O rock foi sempre outra história. Embora grupos como Noir Désir, Mano Negra ou Têtes Raides tenham constituído durante os anos 80 e 90 excepções a uma sonoridade áspera, monocromática e demasiado ensimesmada, incapaz de romper com uma formatação quadrada e em que a ambição pelos estádios ou pelas salas mais esconsas parecia partilhar a mesma faltar de horizontes, só nos últimos três/quatro anos as guitarras francesas foram capazes do mesmo golpe de travestismo com que a pop sempre se exibiu de forma descomplicada. A um ritmo anual, Fauve, La Femme e, agora, os Feu! Chatterton mostram que o rock acelerou o passo e é agora capaz de soar inequivocamente francês, convocar a história da canção dentro de portas, sem se barricar numa qualquer ideia circular que parecia mantê-lo atrelado aos anos 80, num eterno dia seguinte ao da morte de Ian Curtis.

Depois de um primeiro EP homónimo que rebentou com estrondo em 2014, os Feu! Chatterton vincam no seu álbum de estreia a certeza de que terem o ar das suas canções impregnado de Serge Gainsbourg e Alain Bashung não é incompatível com uma filiação em sonoridades pós-punk associáveis aos Bad Seeds de Nick Cave (quando as canções enveredam por uma tensão de trepar paredes), em melancolias do avesso conforme patenteadas pelos Radiohead (quando as canções descomprimem, ainda que sem descartar a carga obsessiva) ou no jogo de cintura estilístico colhido aos pés de David Bowie.

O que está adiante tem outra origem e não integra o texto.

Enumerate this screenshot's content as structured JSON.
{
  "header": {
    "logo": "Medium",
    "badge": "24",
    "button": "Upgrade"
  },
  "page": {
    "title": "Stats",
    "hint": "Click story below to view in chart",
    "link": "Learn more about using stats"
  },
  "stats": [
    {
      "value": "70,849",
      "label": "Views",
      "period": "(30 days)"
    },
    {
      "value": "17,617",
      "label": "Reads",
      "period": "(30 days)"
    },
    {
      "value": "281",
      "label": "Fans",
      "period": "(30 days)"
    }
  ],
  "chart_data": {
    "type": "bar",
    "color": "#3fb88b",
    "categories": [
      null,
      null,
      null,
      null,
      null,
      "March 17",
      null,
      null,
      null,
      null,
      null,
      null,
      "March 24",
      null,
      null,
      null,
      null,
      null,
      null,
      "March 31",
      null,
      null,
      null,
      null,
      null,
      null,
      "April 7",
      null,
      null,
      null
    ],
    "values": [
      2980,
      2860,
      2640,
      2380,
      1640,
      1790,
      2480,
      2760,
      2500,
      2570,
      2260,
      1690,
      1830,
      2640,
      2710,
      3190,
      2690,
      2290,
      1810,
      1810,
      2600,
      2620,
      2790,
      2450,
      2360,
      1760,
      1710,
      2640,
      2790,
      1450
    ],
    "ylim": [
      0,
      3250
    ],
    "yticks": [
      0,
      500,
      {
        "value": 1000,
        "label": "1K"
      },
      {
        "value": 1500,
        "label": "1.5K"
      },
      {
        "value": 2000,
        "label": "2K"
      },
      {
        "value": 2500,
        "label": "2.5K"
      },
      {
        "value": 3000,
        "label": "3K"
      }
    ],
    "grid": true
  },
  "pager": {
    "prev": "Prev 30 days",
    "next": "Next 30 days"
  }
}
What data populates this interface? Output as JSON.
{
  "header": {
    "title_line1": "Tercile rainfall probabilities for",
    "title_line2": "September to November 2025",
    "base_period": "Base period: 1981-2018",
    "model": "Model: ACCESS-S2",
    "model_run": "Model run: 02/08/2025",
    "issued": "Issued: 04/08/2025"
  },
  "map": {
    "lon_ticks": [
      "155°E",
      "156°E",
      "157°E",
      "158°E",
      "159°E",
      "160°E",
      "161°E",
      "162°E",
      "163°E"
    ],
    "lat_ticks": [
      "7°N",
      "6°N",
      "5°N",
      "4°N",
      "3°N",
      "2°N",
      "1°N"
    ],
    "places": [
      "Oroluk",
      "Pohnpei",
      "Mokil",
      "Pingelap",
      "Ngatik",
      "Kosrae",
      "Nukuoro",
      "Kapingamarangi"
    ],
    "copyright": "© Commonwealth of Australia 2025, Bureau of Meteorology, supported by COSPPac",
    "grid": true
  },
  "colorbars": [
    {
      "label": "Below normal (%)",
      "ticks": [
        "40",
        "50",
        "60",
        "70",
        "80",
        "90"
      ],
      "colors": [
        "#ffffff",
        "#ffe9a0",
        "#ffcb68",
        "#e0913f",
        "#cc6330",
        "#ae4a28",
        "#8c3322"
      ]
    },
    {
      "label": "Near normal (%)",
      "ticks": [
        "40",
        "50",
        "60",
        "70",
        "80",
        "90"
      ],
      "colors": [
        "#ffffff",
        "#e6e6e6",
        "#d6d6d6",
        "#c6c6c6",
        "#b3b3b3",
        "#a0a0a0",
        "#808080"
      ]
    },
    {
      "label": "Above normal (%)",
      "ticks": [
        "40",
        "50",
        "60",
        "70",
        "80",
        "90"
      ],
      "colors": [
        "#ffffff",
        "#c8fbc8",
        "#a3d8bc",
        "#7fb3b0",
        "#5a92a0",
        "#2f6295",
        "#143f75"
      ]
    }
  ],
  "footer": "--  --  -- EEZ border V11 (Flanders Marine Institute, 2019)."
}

Essencial no estabelecimento desta linguagem inflamável é a voz de Arthur Teboul enquanto poeta ansioso, magnífico cuspidor de frases nervosas (Fou à Lier e sobretudo La Mort dans la Pinède são perfeitos exemplos dessa relação exaltada com a palavra). Se a música dos Feu! Chatterton voga sempre por águas de um envolvente rock-swing que nos cerca (oiça-se Boeing), é a fibra de Teboul enquanto diseur (a quem foi oferecida toda uma banda para ilustrar os seus desvarios de dandy fora de época) que eleva, e muito, os Feu! Chatterton acima da vulgaridade.